C’est M. [P] qui a dû prendre un engagement à votre place en se portant garant de vos futurs agissements. Nous ne pouvons que déplorer le fait que cette initiative ne vienne pas de vous et qu’il vous faille un « garant » pour garantir la conformité de votre comportement aux règles et à la discipline de l’entreprise, ainsi qu’aux termes de votre contrat de travail.

Face à votre manque de volonté claire et non équivoque d’exécuter de manière lovale votre contrat de travail en respectant le planning et en exécutant correctement les missions qui vous sont attribuées, nous avons été contraints de vous notifier le 12 novembre 2019, lors de l’entretien préalable, et verbalement, votre mise à pied à titre conservatoire et ce, pour faire cesser ce comportement qui perturbe considérablement la bonne marche de l’entreprise.

Au regard de ce qui précède, il en résulte des manquements volontaires graves de votre part et que vous avez violé les obligations essentielles de votre contrat de travail et tout particulièrement votre obligation d’exécution loyale dudit contrat.

Ces violations vous sont exclusivement imputables et elles justifient pleinement la présente mesure.

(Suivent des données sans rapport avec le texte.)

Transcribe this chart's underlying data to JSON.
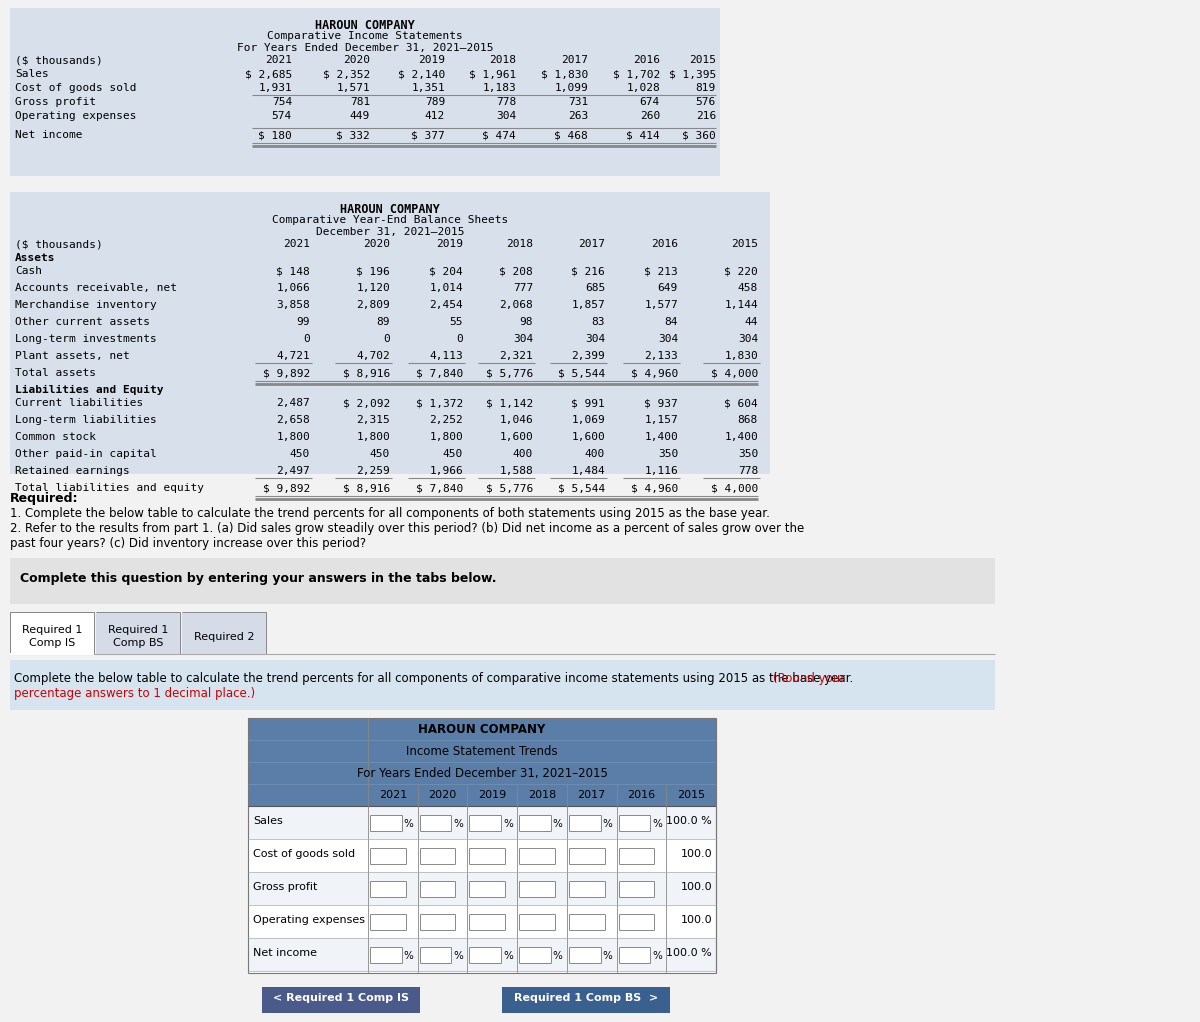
{
  "is_title1": "HAROUN COMPANY",
  "is_title2": "Comparative Income Statements",
  "is_title3": "For Years Ended December 31, 2021–2015",
  "is_header_label": "($ thousands)",
  "is_years": [
    "2021",
    "2020",
    "2019",
    "2018",
    "2017",
    "2016",
    "2015"
  ],
  "is_rows": [
    {
      "label": "Sales",
      "values": [
        "$ 2,685",
        "$ 2,352",
        "$ 2,140",
        "$ 1,961",
        "$ 1,830",
        "$ 1,702",
        "$ 1,395"
      ],
      "line_above": false,
      "double_below": false,
      "dollar": true
    },
    {
      "label": "Cost of goods sold",
      "values": [
        "1,931",
        "1,571",
        "1,351",
        "1,183",
        "1,099",
        "1,028",
        "819"
      ],
      "line_above": false,
      "double_below": false,
      "dollar": false
    },
    {
      "label": "Gross profit",
      "values": [
        "754",
        "781",
        "789",
        "778",
        "731",
        "674",
        "576"
      ],
      "line_above": true,
      "double_below": false,
      "dollar": false
    },
    {
      "label": "Operating expenses",
      "values": [
        "574",
        "449",
        "412",
        "304",
        "263",
        "260",
        "216"
      ],
      "line_above": false,
      "double_below": false,
      "dollar": false
    },
    {
      "label": "Net income",
      "values": [
        "$ 180",
        "$ 332",
        "$ 377",
        "$ 474",
        "$ 468",
        "$ 414",
        "$ 360"
      ],
      "line_above": true,
      "double_below": true,
      "dollar": true
    }
  ],
  "bs_title1": "HAROUN COMPANY",
  "bs_title2": "Comparative Year-End Balance Sheets",
  "bs_title3": "December 31, 2021–2015",
  "bs_header_label": "($ thousands)",
  "bs_years": [
    "2021",
    "2020",
    "2019",
    "2018",
    "2017",
    "2016",
    "2015"
  ],
  "bs_rows": [
    {
      "label": "Assets",
      "values": [
        "",
        "",
        "",
        "",
        "",
        "",
        ""
      ],
      "bold": true,
      "single_below": false,
      "double_below": false
    },
    {
      "label": "Cash",
      "values": [
        "$ 148",
        "$ 196",
        "$ 204",
        "$ 208",
        "$ 216",
        "$ 213",
        "$ 220"
      ],
      "bold": false,
      "single_below": false,
      "double_below": false
    },
    {
      "label": "Accounts receivable, net",
      "values": [
        "1,066",
        "1,120",
        "1,014",
        "777",
        "685",
        "649",
        "458"
      ],
      "bold": false,
      "single_below": false,
      "double_below": false
    },
    {
      "label": "Merchandise inventory",
      "values": [
        "3,858",
        "2,809",
        "2,454",
        "2,068",
        "1,857",
        "1,577",
        "1,144"
      ],
      "bold": false,
      "single_below": false,
      "double_below": false
    },
    {
      "label": "Other current assets",
      "values": [
        "99",
        "89",
        "55",
        "98",
        "83",
        "84",
        "44"
      ],
      "bold": false,
      "single_below": false,
      "double_below": false
    },
    {
      "label": "Long-term investments",
      "values": [
        "0",
        "0",
        "0",
        "304",
        "304",
        "304",
        "304"
      ],
      "bold": false,
      "single_below": false,
      "double_below": false
    },
    {
      "label": "Plant assets, net",
      "values": [
        "4,721",
        "4,702",
        "4,113",
        "2,321",
        "2,399",
        "2,133",
        "1,830"
      ],
      "bold": false,
      "single_below": true,
      "double_below": false
    },
    {
      "label": "Total assets",
      "values": [
        "$ 9,892",
        "$ 8,916",
        "$ 7,840",
        "$ 5,776",
        "$ 5,544",
        "$ 4,960",
        "$ 4,000"
      ],
      "bold": false,
      "single_below": false,
      "double_below": true
    },
    {
      "label": "Liabilities and Equity",
      "values": [
        "",
        "",
        "",
        "",
        "",
        "",
        ""
      ],
      "bold": true,
      "single_below": false,
      "double_below": false
    },
    {
      "label": "Current liabilities",
      "values": [
        "2,487",
        "$ 2,092",
        "$ 1,372",
        "$ 1,142",
        "$ 991",
        "$ 937",
        "$ 604"
      ],
      "bold": false,
      "single_below": false,
      "double_below": false
    },
    {
      "label": "Long-term liabilities",
      "values": [
        "2,658",
        "2,315",
        "2,252",
        "1,046",
        "1,069",
        "1,157",
        "868"
      ],
      "bold": false,
      "single_below": false,
      "double_below": false
    },
    {
      "label": "Common stock",
      "values": [
        "1,800",
        "1,800",
        "1,800",
        "1,600",
        "1,600",
        "1,400",
        "1,400"
      ],
      "bold": false,
      "single_below": false,
      "double_below": false
    },
    {
      "label": "Other paid-in capital",
      "values": [
        "450",
        "450",
        "450",
        "400",
        "400",
        "350",
        "350"
      ],
      "bold": false,
      "single_below": false,
      "double_below": false
    },
    {
      "label": "Retained earnings",
      "values": [
        "2,497",
        "2,259",
        "1,966",
        "1,588",
        "1,484",
        "1,116",
        "778"
      ],
      "bold": false,
      "single_below": true,
      "double_below": false
    },
    {
      "label": "Total liabilities and equity",
      "values": [
        "$ 9,892",
        "$ 8,916",
        "$ 7,840",
        "$ 5,776",
        "$ 5,544",
        "$ 4,960",
        "$ 4,000"
      ],
      "bold": false,
      "single_below": false,
      "double_below": true
    }
  ],
  "trend_title1": "HAROUN COMPANY",
  "trend_title2": "Income Statement Trends",
  "trend_title3": "For Years Ended December 31, 2021–2015",
  "trend_years": [
    "2021",
    "2020",
    "2019",
    "2018",
    "2017",
    "2016",
    "2015"
  ],
  "trend_rows": [
    {
      "label": "Sales",
      "has_pct": true,
      "last_val": "100.0 %"
    },
    {
      "label": "Cost of goods sold",
      "has_pct": false,
      "last_val": "100.0"
    },
    {
      "label": "Gross profit",
      "has_pct": false,
      "last_val": "100.0"
    },
    {
      "label": "Operating expenses",
      "has_pct": false,
      "last_val": "100.0"
    },
    {
      "label": "Net income",
      "has_pct": true,
      "last_val": "100.0 %"
    }
  ],
  "bg_table": "#cdd5e0",
  "bg_light": "#d8e0ec",
  "bg_gray": "#e4e4e4",
  "bg_white": "#ffffff",
  "bg_blue_header": "#5b7ea8",
  "bg_blue_row": "#aab8cc",
  "bg_instruction": "#d6e4f0",
  "line_color": "#888888",
  "text_black": "#000000",
  "text_red": "#cc0000",
  "text_white": "#ffffff",
  "nav_bg": "#4a5a8a"
}
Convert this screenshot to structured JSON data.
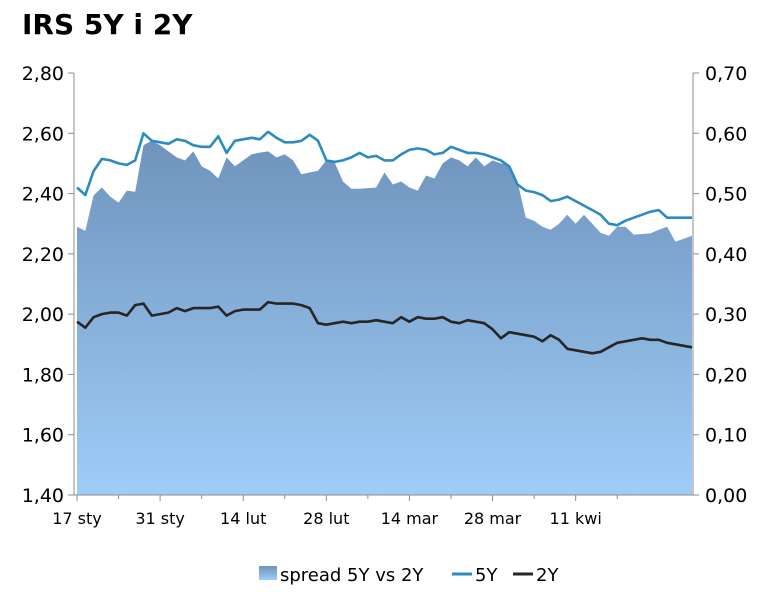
{
  "chart_data": {
    "type": "area",
    "title": "IRS 5Y i 2Y",
    "x_ticks": [
      "17 sty",
      "31 sty",
      "14 lut",
      "28 lut",
      "14 mar",
      "28 mar",
      "11 kwi"
    ],
    "y_left": {
      "range": [
        1.4,
        2.8
      ],
      "ticks": [
        "1,40",
        "1,60",
        "1,80",
        "2,00",
        "2,20",
        "2,40",
        "2,60",
        "2,80"
      ]
    },
    "y_right": {
      "range": [
        0.0,
        0.7
      ],
      "ticks": [
        "0,00",
        "0,10",
        "0,20",
        "0,30",
        "0,40",
        "0,50",
        "0,60",
        "0,70"
      ]
    },
    "legend_position": "bottom",
    "colors": {
      "spread_top": "#6f93bd",
      "spread_bottom": "#9ecdf7",
      "five_year": "#2a8cc0",
      "two_year": "#262626",
      "axis": "#8c8c8c"
    },
    "series": [
      {
        "name": "spread 5Y vs 2Y",
        "axis": "right",
        "kind": "area",
        "values": [
          0.445,
          0.438,
          0.497,
          0.51,
          0.495,
          0.485,
          0.505,
          0.503,
          0.58,
          0.588,
          0.58,
          0.57,
          0.56,
          0.555,
          0.57,
          0.545,
          0.538,
          0.525,
          0.56,
          0.545,
          0.555,
          0.565,
          0.568,
          0.57,
          0.56,
          0.565,
          0.555,
          0.532,
          0.535,
          0.538,
          0.555,
          0.552,
          0.52,
          0.508,
          0.508,
          0.509,
          0.51,
          0.535,
          0.515,
          0.52,
          0.51,
          0.505,
          0.53,
          0.525,
          0.55,
          0.56,
          0.555,
          0.545,
          0.56,
          0.545,
          0.555,
          0.55,
          0.548,
          0.52,
          0.46,
          0.455,
          0.445,
          0.44,
          0.45,
          0.465,
          0.45,
          0.465,
          0.45,
          0.435,
          0.43,
          0.445,
          0.445,
          0.432,
          0.433,
          0.434,
          0.44,
          0.445,
          0.42,
          0.425,
          0.43
        ]
      },
      {
        "name": "5Y",
        "axis": "left",
        "kind": "line",
        "values": [
          2.42,
          2.395,
          2.475,
          2.515,
          2.51,
          2.5,
          2.495,
          2.51,
          2.6,
          2.575,
          2.57,
          2.565,
          2.58,
          2.575,
          2.56,
          2.555,
          2.555,
          2.59,
          2.535,
          2.575,
          2.58,
          2.585,
          2.58,
          2.605,
          2.585,
          2.57,
          2.57,
          2.575,
          2.595,
          2.575,
          2.51,
          2.505,
          2.51,
          2.52,
          2.535,
          2.52,
          2.525,
          2.51,
          2.51,
          2.53,
          2.545,
          2.55,
          2.545,
          2.53,
          2.535,
          2.555,
          2.545,
          2.535,
          2.535,
          2.53,
          2.52,
          2.51,
          2.49,
          2.43,
          2.41,
          2.405,
          2.395,
          2.375,
          2.38,
          2.39,
          2.375,
          2.36,
          2.345,
          2.33,
          2.3,
          2.295,
          2.31,
          2.32,
          2.33,
          2.34,
          2.345,
          2.32,
          2.32,
          2.32,
          2.32
        ]
      },
      {
        "name": "2Y",
        "axis": "left",
        "kind": "line",
        "values": [
          1.975,
          1.955,
          1.99,
          2.0,
          2.005,
          2.005,
          1.995,
          2.03,
          2.035,
          1.995,
          2.0,
          2.005,
          2.02,
          2.01,
          2.02,
          2.02,
          2.02,
          2.025,
          1.995,
          2.01,
          2.015,
          2.015,
          2.015,
          2.04,
          2.035,
          2.035,
          2.035,
          2.03,
          2.02,
          1.97,
          1.965,
          1.97,
          1.975,
          1.97,
          1.975,
          1.975,
          1.98,
          1.975,
          1.97,
          1.99,
          1.975,
          1.99,
          1.985,
          1.985,
          1.99,
          1.975,
          1.97,
          1.98,
          1.975,
          1.97,
          1.95,
          1.92,
          1.94,
          1.935,
          1.93,
          1.925,
          1.91,
          1.93,
          1.915,
          1.885,
          1.88,
          1.875,
          1.87,
          1.875,
          1.89,
          1.905,
          1.91,
          1.915,
          1.92,
          1.915,
          1.915,
          1.905,
          1.9,
          1.895,
          1.89
        ]
      }
    ]
  }
}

En conséquence, nous avons décidé de vous licencier pour faute grave.»

Le 25 janvier 2020, M. [B] a saisi le conseil de prud’hommes de Saint-Germain-en-Laye aux fins de requalification de son licenciement pour faute grave en licenciement sans cause réelle et sérieuse, annuler l’avertissement du 20 décembre 2018 et obtenir diverses sommes de nature salariale et de nature indemnitaire.

Par jugement du 10 juin 2021, le conseil de prud’hommes de Saint-Germain-en-Laye (section commerce) a :

– fixé le salaire mensuel moyen de M. [B] à la somme de 2 483,04 euros bruts

– constaté que le licenciement de M. [B] intervenu le 19 novembre 2019 pour faute grave est justifié,

– débouté M. [B] de l’ensemble de ses demandes,

– débouté la société Ambulances Europe Secours de sa demande,

– dit que chaque partie conservera la charge des dépens par elle avancés.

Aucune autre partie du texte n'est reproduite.